We must point out some limitations imposed by using a sample of female participants shadowing the speech of a single female model. As we previously discussed, we chose to use this design in part to be consistent with the gender-matched design of our original investigation of the visual enhancement of auditory phonetic convergence (Dias & Rosenblum, 2011). However, as we discussed in the introduction, contrasting findings pertaining to gender differences in phonetic convergence (e.g., R. M. Miller et al., 2010; Namy et al., 2002; Pardo, 2006; Pardo et al., 2014; Pardo et al., 2013) and the variability in phonetic convergence among individual perceivers (e.g., R. M. Miller et al., 2010; Namy et al., 2002; Pardo et al., 2013) were also determining factors in choosing the present design. It was not our intent in the present investigation to address the issue of individual differences in phonetic convergence. Instead, our goal was to examine whether visual speech influences on auditory phonetic convergences (previously observed between female conversational partners; Dias & Rosenblum, 2011) can be explained, at least in part, by visible speech information.

However, we cannot discount the possibility that our observed visual, lexical, and phonetic convergence effects are the result of idiosyncratic characteristics associated with our female model. Nor can we discount the possibility that these effects would be different for male shadowers. However, there is plenty of precedence to suggest that our observed effects would generalize to other diverse samples of models and shadowers of both genders. Within the speech literature, robust visual (for reviews, see Fowler, 2004; Rosenblum, 2008) and lexical (for a review, see Luce & McLennan, 2005) influences on auditory speech perception are reported across diverse samples of models and participants, with many studies employing stimuli derived from a single model talker (e.g., Brancazio, 2004; Erber, 1971; Luce, Pisoni, & Goldinger, 1990; Remez et al., 1998; Rosenblum et al., 1996; Ross et al., 2007; Tye-Murray, Sommers, & Spehar, 2007). Within the phonetic convergence literature (much of which is cited in this article), automatic imitation of perceived speech has been observed across studies employing diverse samples of models, shadowers, and conversational partners.

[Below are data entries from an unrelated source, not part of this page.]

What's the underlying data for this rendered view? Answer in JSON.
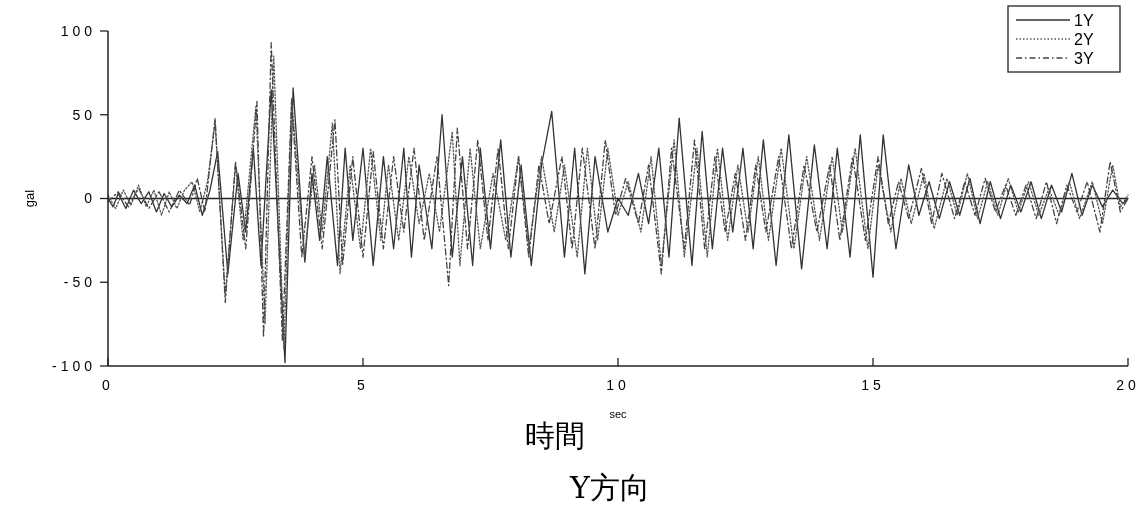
{
  "chart_data": {
    "type": "line",
    "title": "Y方向",
    "xlabel": "時間",
    "ylabel": "gal",
    "annotations": [
      "sec"
    ],
    "xlim": [
      0,
      20
    ],
    "xticks": [
      0,
      5,
      10,
      15,
      20
    ],
    "ylim": [
      -100,
      100
    ],
    "yticks": [
      100,
      50,
      0,
      -50,
      -100
    ],
    "grid": false,
    "legend": "top right",
    "ref_lines": [
      {
        "axis": "y",
        "value": 0,
        "color": "#222222"
      }
    ],
    "series": [
      {
        "name": "1Y",
        "color": "#333333",
        "line_style": "solid",
        "x": [
          0,
          0.1,
          0.2,
          0.35,
          0.5,
          0.65,
          0.8,
          0.95,
          1.1,
          1.25,
          1.4,
          1.55,
          1.7,
          1.85,
          2.0,
          2.15,
          2.35,
          2.55,
          2.7,
          2.85,
          3.0,
          3.2,
          3.47,
          3.63,
          3.86,
          4.0,
          4.15,
          4.3,
          4.5,
          4.65,
          4.8,
          5.0,
          5.2,
          5.4,
          5.6,
          5.8,
          5.95,
          6.1,
          6.35,
          6.55,
          6.75,
          6.95,
          7.15,
          7.3,
          7.5,
          7.7,
          7.9,
          8.1,
          8.3,
          8.5,
          8.7,
          8.95,
          9.15,
          9.35,
          9.55,
          9.8,
          10.0,
          10.2,
          10.4,
          10.6,
          10.8,
          11.0,
          11.2,
          11.45,
          11.65,
          11.85,
          12.05,
          12.25,
          12.45,
          12.65,
          12.85,
          13.1,
          13.35,
          13.6,
          13.85,
          14.1,
          14.3,
          14.55,
          14.75,
          15.0,
          15.2,
          15.45,
          15.7,
          15.9,
          16.1,
          16.3,
          16.5,
          16.7,
          16.9,
          17.1,
          17.3,
          17.5,
          17.7,
          17.9,
          18.1,
          18.3,
          18.5,
          18.7,
          18.9,
          19.1,
          19.3,
          19.5,
          19.7,
          19.9,
          20
        ],
        "values": [
          0,
          -5,
          3,
          -6,
          5,
          -3,
          4,
          -8,
          3,
          -5,
          2,
          -3,
          8,
          -10,
          5,
          28,
          -45,
          15,
          -20,
          30,
          -40,
          65,
          -98,
          66,
          -38,
          15,
          -25,
          25,
          -40,
          30,
          -25,
          30,
          -40,
          25,
          -30,
          30,
          -35,
          20,
          -30,
          50,
          -35,
          25,
          -40,
          30,
          -30,
          35,
          -35,
          20,
          -40,
          20,
          52,
          -35,
          30,
          -45,
          25,
          -20,
          0,
          -10,
          15,
          -15,
          30,
          -35,
          48,
          -40,
          40,
          -30,
          30,
          -20,
          30,
          -30,
          35,
          -40,
          38,
          -42,
          32,
          -30,
          30,
          -35,
          38,
          -47,
          38,
          -30,
          20,
          -10,
          10,
          -12,
          10,
          -10,
          12,
          -15,
          10,
          -12,
          8,
          -8,
          10,
          -12,
          8,
          -8,
          15,
          -10,
          8,
          -5,
          5,
          -3,
          0
        ]
      },
      {
        "name": "2Y",
        "color": "#555555",
        "line_style": "dotted",
        "x": [
          0,
          0.15,
          0.3,
          0.45,
          0.6,
          0.75,
          0.9,
          1.05,
          1.2,
          1.35,
          1.5,
          1.65,
          1.8,
          1.95,
          2.1,
          2.3,
          2.5,
          2.65,
          2.9,
          3.08,
          3.25,
          3.45,
          3.6,
          3.85,
          4.05,
          4.2,
          4.4,
          4.55,
          4.75,
          4.95,
          5.15,
          5.35,
          5.5,
          5.7,
          5.9,
          6.1,
          6.3,
          6.5,
          6.75,
          6.9,
          7.1,
          7.3,
          7.55,
          7.8,
          8.05,
          8.25,
          8.5,
          8.75,
          8.95,
          9.2,
          9.4,
          9.6,
          9.8,
          10.0,
          10.2,
          10.45,
          10.65,
          10.85,
          11.1,
          11.3,
          11.55,
          11.75,
          11.95,
          12.15,
          12.35,
          12.55,
          12.75,
          12.95,
          13.2,
          13.45,
          13.7,
          13.95,
          14.2,
          14.4,
          14.65,
          14.9,
          15.1,
          15.35,
          15.55,
          15.75,
          16.0,
          16.2,
          16.45,
          16.65,
          16.85,
          17.05,
          17.25,
          17.45,
          17.65,
          17.85,
          18.05,
          18.25,
          18.45,
          18.65,
          18.85,
          19.05,
          19.3,
          19.5,
          19.7,
          19.85,
          20
        ],
        "values": [
          2,
          -6,
          5,
          -4,
          8,
          -5,
          5,
          -10,
          4,
          -6,
          5,
          10,
          -8,
          10,
          45,
          -58,
          20,
          -25,
          55,
          -75,
          85,
          -90,
          60,
          -35,
          20,
          -20,
          45,
          -45,
          20,
          -30,
          30,
          -25,
          20,
          -25,
          25,
          -15,
          15,
          -20,
          40,
          -40,
          30,
          -30,
          15,
          -25,
          25,
          -30,
          25,
          -20,
          20,
          -35,
          30,
          -25,
          30,
          -10,
          10,
          -20,
          25,
          -40,
          35,
          -35,
          30,
          -35,
          30,
          -25,
          20,
          -20,
          25,
          -25,
          30,
          -30,
          25,
          -25,
          25,
          -20,
          30,
          -30,
          20,
          -20,
          12,
          -15,
          15,
          -18,
          12,
          -10,
          15,
          -12,
          10,
          -10,
          12,
          -8,
          10,
          -10,
          6,
          -10,
          10,
          -12,
          10,
          -15,
          20,
          -5,
          2
        ]
      },
      {
        "name": "3Y",
        "color": "#444444",
        "line_style": "dashed",
        "x": [
          0,
          0.2,
          0.4,
          0.6,
          0.8,
          1.0,
          1.2,
          1.4,
          1.6,
          1.75,
          1.9,
          2.1,
          2.3,
          2.5,
          2.7,
          2.92,
          3.05,
          3.2,
          3.42,
          3.6,
          3.8,
          4.0,
          4.2,
          4.45,
          4.6,
          4.8,
          5.0,
          5.2,
          5.4,
          5.6,
          5.8,
          6.0,
          6.2,
          6.45,
          6.68,
          6.85,
          7.05,
          7.25,
          7.45,
          7.65,
          7.85,
          8.05,
          8.25,
          8.45,
          8.65,
          8.9,
          9.1,
          9.3,
          9.55,
          9.75,
          9.95,
          10.15,
          10.4,
          10.6,
          10.85,
          11.05,
          11.3,
          11.5,
          11.7,
          11.9,
          12.1,
          12.3,
          12.5,
          12.7,
          12.9,
          13.15,
          13.4,
          13.65,
          13.9,
          14.15,
          14.35,
          14.6,
          14.85,
          15.1,
          15.3,
          15.5,
          15.7,
          15.95,
          16.15,
          16.35,
          16.6,
          16.8,
          17.0,
          17.2,
          17.4,
          17.6,
          17.8,
          18.0,
          18.2,
          18.4,
          18.6,
          18.8,
          19.0,
          19.2,
          19.45,
          19.65,
          19.85,
          20
        ],
        "values": [
          -2,
          4,
          -5,
          6,
          -6,
          4,
          -8,
          5,
          -4,
          12,
          -8,
          48,
          -62,
          22,
          -30,
          58,
          -83,
          93,
          -85,
          58,
          -35,
          25,
          -30,
          47,
          -40,
          25,
          -35,
          28,
          -30,
          25,
          -20,
          30,
          -25,
          25,
          -52,
          42,
          -30,
          35,
          -25,
          30,
          -30,
          25,
          -35,
          20,
          -15,
          25,
          -30,
          30,
          -30,
          35,
          -10,
          12,
          -15,
          20,
          -45,
          30,
          -30,
          35,
          -30,
          25,
          -20,
          15,
          -25,
          20,
          -20,
          25,
          -30,
          20,
          -20,
          20,
          -25,
          25,
          -25,
          25,
          -15,
          10,
          -12,
          18,
          -15,
          15,
          -12,
          10,
          -10,
          12,
          -8,
          8,
          -10,
          8,
          -12,
          10,
          -15,
          8,
          -8,
          10,
          -20,
          22,
          -8,
          0
        ]
      }
    ]
  }
}
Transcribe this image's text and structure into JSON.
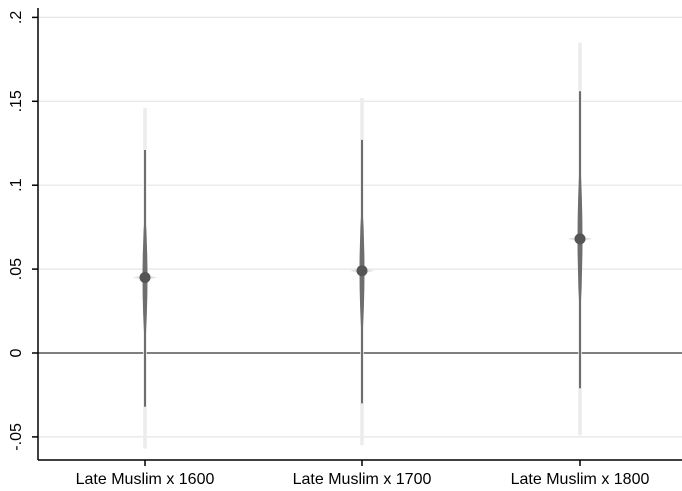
{
  "chart_data": {
    "type": "scatter",
    "title": "",
    "xlabel": "",
    "ylabel": "",
    "categories": [
      "Late Muslim x 1600",
      "Late Muslim x 1700",
      "Late Muslim x 1800"
    ],
    "ylim": [
      -0.06,
      0.2
    ],
    "yticks": [
      {
        "value": -0.05,
        "label": "-.05"
      },
      {
        "value": 0,
        "label": "0"
      },
      {
        "value": 0.05,
        "label": ".05"
      },
      {
        "value": 0.1,
        "label": ".1"
      },
      {
        "value": 0.15,
        "label": ".15"
      },
      {
        "value": 0.2,
        "label": ".2"
      }
    ],
    "grid": true,
    "reference_line": 0,
    "estimates": [
      {
        "category": "Late Muslim x 1600",
        "point": 0.045,
        "ci_inner": [
          -0.032,
          0.121
        ],
        "ci_outer": [
          -0.057,
          0.146
        ]
      },
      {
        "category": "Late Muslim x 1700",
        "point": 0.049,
        "ci_inner": [
          -0.03,
          0.127
        ],
        "ci_outer": [
          -0.055,
          0.152
        ]
      },
      {
        "category": "Late Muslim x 1800",
        "point": 0.068,
        "ci_inner": [
          -0.021,
          0.156
        ],
        "ci_outer": [
          -0.049,
          0.185
        ]
      }
    ],
    "colors": {
      "outer_ci": "#ececec",
      "inner_ci": "#6e6e6e",
      "point": "#555555",
      "grid": "#e6e6e6",
      "axis": "#000000",
      "zero_line": "#555555"
    }
  }
}
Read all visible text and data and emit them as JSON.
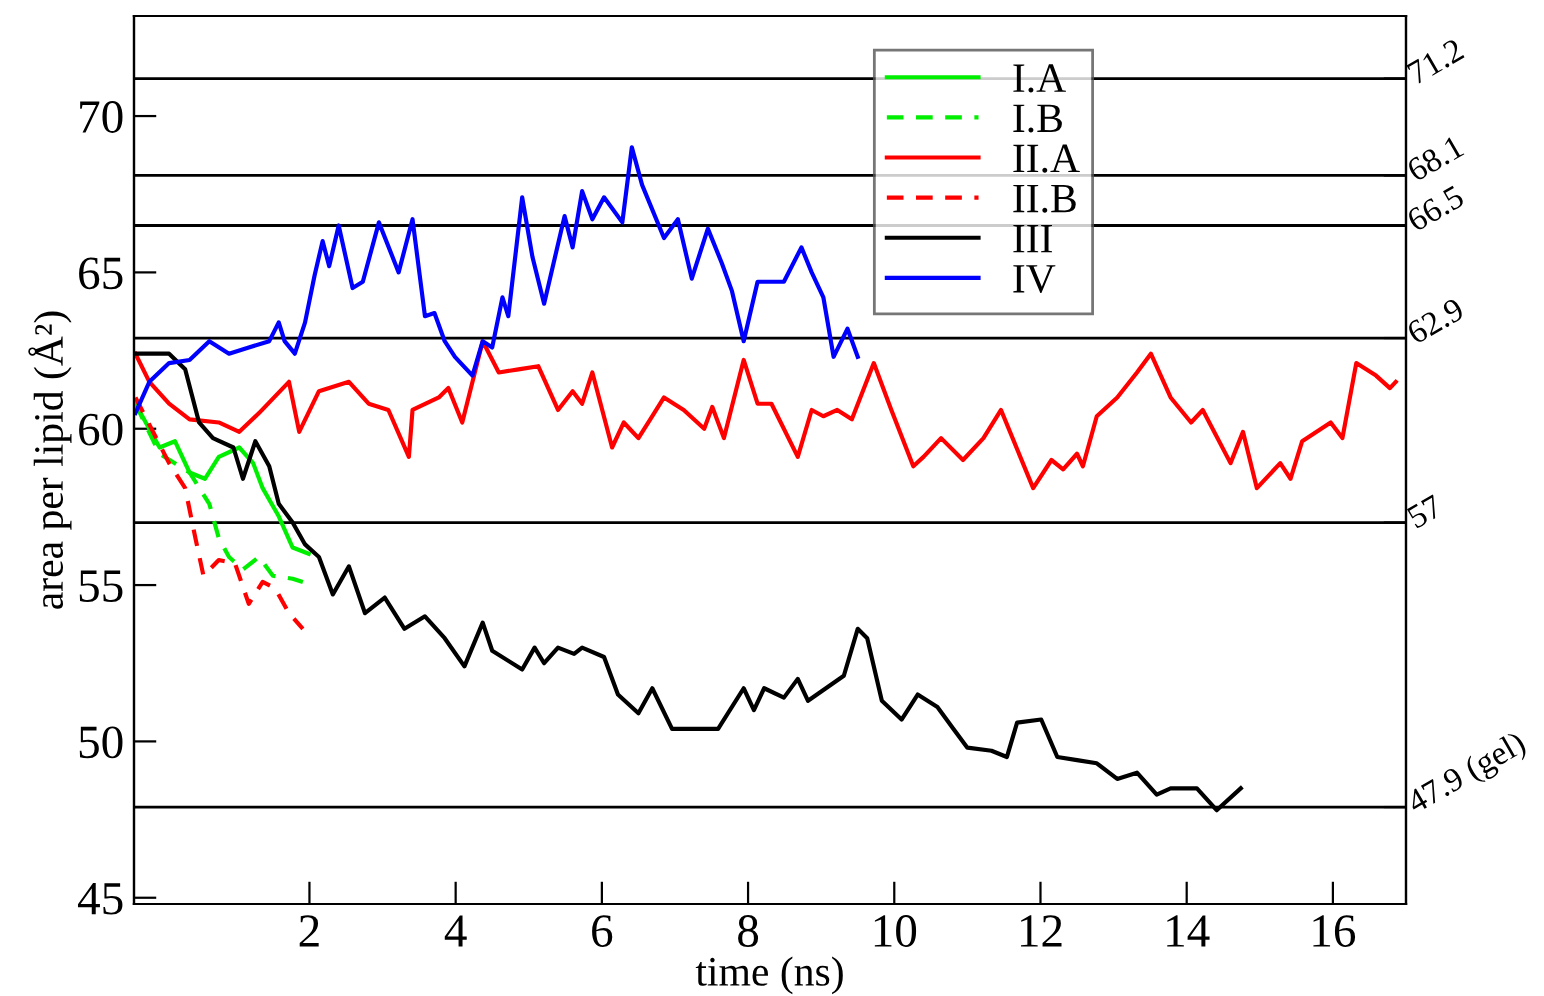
{
  "chart_data": {
    "type": "line",
    "xlabel": "time (ns)",
    "ylabel": "area per lipid (Å²)",
    "xlim": [
      -0.4,
      17
    ],
    "xticks": [
      2,
      4,
      6,
      8,
      10,
      12,
      14,
      16
    ],
    "ylim": [
      44.8,
      73.2
    ],
    "yticks": [
      45,
      50,
      55,
      60,
      65,
      70
    ],
    "y2lim": [
      44.8,
      73.2
    ],
    "y2ticks": [
      71.2,
      68.1,
      66.5,
      62.9,
      57,
      {
        "value": 47.9,
        "label": "47.9 (gel)"
      }
    ],
    "grid": false,
    "legend": "top right",
    "marker": "none",
    "ref_lines": [
      {
        "axis": "y",
        "value": 71.2,
        "color": "#000000"
      },
      {
        "axis": "y",
        "value": 68.1,
        "color": "#000000"
      },
      {
        "axis": "y",
        "value": 66.5,
        "color": "#000000"
      },
      {
        "axis": "y",
        "value": 62.9,
        "color": "#000000"
      },
      {
        "axis": "y",
        "value": 57,
        "color": "#000000"
      },
      {
        "axis": "y",
        "value": 47.9,
        "color": "#000000"
      }
    ],
    "series": [
      {
        "name": "I.A",
        "color": "#00ee00",
        "line_style": "solid",
        "x": [
          -0.38,
          -0.05,
          0.16,
          0.36,
          0.57,
          0.76,
          1.04,
          1.23,
          1.36,
          1.58,
          1.77,
          1.99
        ],
        "values": [
          60.8,
          59.4,
          59.6,
          58.6,
          58.4,
          59.1,
          59.4,
          58.9,
          58.1,
          57.2,
          56.2,
          56.0
        ]
      },
      {
        "name": "I.B",
        "color": "#00ee00",
        "line_style": "dashed",
        "x": [
          -0.38,
          -0.05,
          0.36,
          0.63,
          0.76,
          0.9,
          1.09,
          1.31,
          1.5,
          1.77,
          1.91
        ],
        "values": [
          60.8,
          59.2,
          58.6,
          57.6,
          56.5,
          55.9,
          55.5,
          55.9,
          55.3,
          55.2,
          55.1
        ]
      },
      {
        "name": "II.A",
        "color": "#ff0000",
        "line_style": "solid",
        "x": [
          -0.38,
          -0.19,
          0.08,
          0.36,
          0.76,
          1.04,
          1.31,
          1.72,
          1.86,
          2.13,
          2.54,
          2.81,
          3.08,
          3.36,
          3.41,
          3.77,
          3.9,
          4.09,
          4.37,
          4.59,
          4.86,
          5.13,
          5.4,
          5.6,
          5.73,
          5.87,
          6.14,
          6.3,
          6.5,
          6.69,
          6.85,
          7.12,
          7.4,
          7.51,
          7.67,
          7.94,
          8.13,
          8.32,
          8.68,
          8.87,
          9.03,
          9.22,
          9.42,
          9.72,
          9.96,
          10.26,
          10.4,
          10.64,
          10.94,
          11.22,
          11.46,
          11.9,
          12.15,
          12.31,
          12.5,
          12.58,
          12.77,
          13.05,
          13.32,
          13.51,
          13.78,
          14.06,
          14.22,
          14.6,
          14.77,
          14.96,
          15.28,
          15.42,
          15.58,
          15.97,
          16.13,
          16.32,
          16.59,
          16.78,
          16.86
        ],
        "values": [
          62.4,
          61.5,
          60.8,
          60.3,
          60.2,
          59.9,
          60.5,
          61.5,
          59.9,
          61.2,
          61.5,
          60.8,
          60.6,
          59.1,
          60.6,
          61.0,
          61.3,
          60.2,
          62.8,
          61.8,
          61.9,
          62.0,
          60.6,
          61.2,
          60.8,
          61.8,
          59.4,
          60.2,
          59.7,
          60.4,
          61.0,
          60.6,
          60.0,
          60.7,
          59.7,
          62.2,
          60.8,
          60.8,
          59.1,
          60.6,
          60.4,
          60.6,
          60.3,
          62.1,
          60.6,
          58.8,
          59.1,
          59.7,
          59.0,
          59.7,
          60.6,
          58.1,
          59.0,
          58.7,
          59.2,
          58.8,
          60.4,
          61.0,
          61.8,
          62.4,
          61.0,
          60.2,
          60.6,
          58.9,
          59.9,
          58.1,
          58.9,
          58.4,
          59.6,
          60.2,
          59.7,
          62.1,
          61.7,
          61.3,
          61.5
        ]
      },
      {
        "name": "II.B",
        "color": "#ff0000",
        "line_style": "dashed",
        "x": [
          -0.38,
          0.08,
          0.3,
          0.44,
          0.55,
          0.76,
          0.98,
          1.17,
          1.36,
          1.53,
          1.72,
          1.91
        ],
        "values": [
          61.0,
          58.9,
          58.1,
          56.5,
          55.3,
          55.8,
          55.7,
          54.4,
          55.1,
          54.9,
          54.1,
          53.6
        ]
      },
      {
        "name": "III",
        "color": "#000000",
        "line_style": "solid",
        "x": [
          -0.38,
          0.08,
          0.3,
          0.49,
          0.68,
          0.96,
          1.09,
          1.26,
          1.45,
          1.58,
          1.77,
          1.94,
          2.13,
          2.32,
          2.54,
          2.76,
          3.03,
          3.3,
          3.58,
          3.85,
          4.12,
          4.37,
          4.5,
          4.91,
          5.08,
          5.21,
          5.4,
          5.62,
          5.73,
          6.03,
          6.22,
          6.5,
          6.69,
          6.96,
          7.59,
          7.94,
          8.08,
          8.22,
          8.49,
          8.68,
          8.82,
          9.31,
          9.5,
          9.63,
          9.83,
          10.1,
          10.32,
          10.59,
          10.81,
          11.0,
          11.33,
          11.54,
          11.68,
          12.01,
          12.23,
          12.5,
          12.77,
          13.05,
          13.32,
          13.59,
          13.78,
          14.14,
          14.41,
          14.74
        ],
        "values": [
          62.4,
          62.4,
          61.9,
          60.2,
          59.7,
          59.4,
          58.4,
          59.6,
          58.8,
          57.6,
          57.0,
          56.3,
          55.9,
          54.7,
          55.6,
          54.1,
          54.6,
          53.6,
          54.0,
          53.3,
          52.4,
          53.8,
          52.9,
          52.3,
          53.0,
          52.5,
          53.0,
          52.8,
          53.0,
          52.7,
          51.5,
          50.9,
          51.7,
          50.4,
          50.4,
          51.7,
          51.0,
          51.7,
          51.4,
          52.0,
          51.3,
          52.1,
          53.6,
          53.3,
          51.3,
          50.7,
          51.5,
          51.1,
          50.4,
          49.8,
          49.7,
          49.5,
          50.6,
          50.7,
          49.5,
          49.4,
          49.3,
          48.8,
          49.0,
          48.3,
          48.5,
          48.5,
          47.8,
          48.5
        ]
      },
      {
        "name": "IV",
        "color": "#0000ff",
        "line_style": "solid",
        "x": [
          -0.38,
          -0.19,
          0.08,
          0.36,
          0.63,
          0.9,
          1.17,
          1.45,
          1.58,
          1.66,
          1.8,
          1.94,
          2.07,
          2.18,
          2.27,
          2.4,
          2.59,
          2.73,
          2.95,
          3.22,
          3.41,
          3.58,
          3.71,
          3.85,
          3.99,
          4.23,
          4.37,
          4.5,
          4.64,
          4.72,
          4.91,
          5.05,
          5.21,
          5.49,
          5.6,
          5.73,
          5.87,
          6.03,
          6.28,
          6.41,
          6.55,
          6.85,
          7.04,
          7.23,
          7.45,
          7.64,
          7.78,
          7.94,
          8.13,
          8.49,
          8.73,
          8.87,
          9.03,
          9.17,
          9.36,
          9.5
        ],
        "values": [
          60.5,
          61.5,
          62.1,
          62.2,
          62.8,
          62.4,
          62.6,
          62.8,
          63.4,
          62.8,
          62.4,
          63.4,
          64.9,
          66.0,
          65.2,
          66.5,
          64.5,
          64.7,
          66.6,
          65.0,
          66.7,
          63.6,
          63.7,
          62.8,
          62.3,
          61.7,
          62.8,
          62.6,
          64.2,
          63.6,
          67.4,
          65.5,
          64.0,
          66.8,
          65.8,
          67.6,
          66.7,
          67.4,
          66.6,
          69.0,
          67.8,
          66.1,
          66.7,
          64.8,
          66.4,
          65.3,
          64.4,
          62.8,
          64.7,
          64.7,
          65.8,
          65.0,
          64.2,
          62.3,
          63.2,
          62.3
        ]
      }
    ]
  }
}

In fact, many of these studies also employed test stimuli derived from a single model talker (e.g., Babel, 2010; Babel & Bulatov, 2012; Honorof, Weihing, & Fowler, 2011; Nielsen, 2011; Sanchez et al., 2010) and measured samples composed only of male (e.g., Pardo et al., 2012) or female (e.g., Delvaux & Soquet, 2007; Sanchez et al., 2010) participants. Still, future work should investigate whether the visual enhancement effects on auditory phonetic convergence observed here will generalize across different samples of talkers and perceivers.